On February 2, Democrat Senator Jeanne Sheheen and Republican Senator Thom Tillis, who are co-chairs of the Senate Nato Observer Group, drafted a letter to President Joe Biden saying that “Congress cannot consider future support for Türkiye, including the sale of F-16 fighter jets, until Türkiye completes ratification of the accession protocols [for Sweden and Finland].” This letter was followed by 25 colleagues supporting this decision.
US Secretary of State for Political Affairs Victoria Nuland last week gave assurances to Congress that the Biden administration has made it clear to Turkey that if it does not budge on the Nato expansion then F-16 upgrades will not happen nor will any additional sales of F-16 fighter jets.

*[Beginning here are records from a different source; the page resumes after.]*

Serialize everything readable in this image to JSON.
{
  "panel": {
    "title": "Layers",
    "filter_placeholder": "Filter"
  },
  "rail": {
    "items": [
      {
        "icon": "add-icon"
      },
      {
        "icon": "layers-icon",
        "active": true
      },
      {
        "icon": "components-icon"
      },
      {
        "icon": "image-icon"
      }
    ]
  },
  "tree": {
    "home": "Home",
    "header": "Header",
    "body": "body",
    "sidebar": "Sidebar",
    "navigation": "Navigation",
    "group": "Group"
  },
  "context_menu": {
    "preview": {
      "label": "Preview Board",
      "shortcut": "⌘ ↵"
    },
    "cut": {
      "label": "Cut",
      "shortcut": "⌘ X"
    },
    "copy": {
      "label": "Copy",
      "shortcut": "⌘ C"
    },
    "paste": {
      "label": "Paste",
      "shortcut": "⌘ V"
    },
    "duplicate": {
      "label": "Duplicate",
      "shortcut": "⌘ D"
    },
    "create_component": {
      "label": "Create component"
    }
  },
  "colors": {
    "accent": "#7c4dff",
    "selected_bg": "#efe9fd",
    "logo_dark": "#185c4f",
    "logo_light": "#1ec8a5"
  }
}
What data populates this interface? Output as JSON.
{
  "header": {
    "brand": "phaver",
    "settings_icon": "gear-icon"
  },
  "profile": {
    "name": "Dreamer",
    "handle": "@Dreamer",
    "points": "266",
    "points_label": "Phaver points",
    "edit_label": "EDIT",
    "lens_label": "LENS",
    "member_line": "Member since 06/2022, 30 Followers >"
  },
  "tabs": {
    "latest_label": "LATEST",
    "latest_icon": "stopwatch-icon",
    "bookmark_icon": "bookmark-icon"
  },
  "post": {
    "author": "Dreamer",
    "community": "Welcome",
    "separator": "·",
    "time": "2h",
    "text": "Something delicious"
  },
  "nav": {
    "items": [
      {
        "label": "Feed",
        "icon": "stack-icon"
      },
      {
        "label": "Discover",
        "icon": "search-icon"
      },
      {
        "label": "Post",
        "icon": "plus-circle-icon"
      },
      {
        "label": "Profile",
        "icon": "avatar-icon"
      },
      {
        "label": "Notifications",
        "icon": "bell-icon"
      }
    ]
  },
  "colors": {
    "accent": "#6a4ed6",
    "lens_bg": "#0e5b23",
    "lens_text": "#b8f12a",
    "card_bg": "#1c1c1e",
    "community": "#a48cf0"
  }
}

“We have made the same point to our Turkish allies … that we need this Congress’s support moving forward for the security enhancements that we think that they need, as allies, F16s, some of them [aircraft] are old, but that this Congress is likely to look far more favourably on that after ratification,” said Nulan.
With the Nato expansion dispute dragging on, more and more voices in Western media opposed to Turkey’s strongman, Erdogan, are starting to make themselves heard.
Columnist for The Observer Simon Tisdall on February 5 attacked Erdogan under the heading: Turkey’s two-faced ‘sultan’ is no friend of the west. It’s time to play hardball.”
The BBC, looking at issues such as Turkey’s acute cost of living crisis, reported on February 5: “There is a lot at stake in the upcoming elections, with opposition figures arguing that it will be a choice between increasing autocracy or democracy.”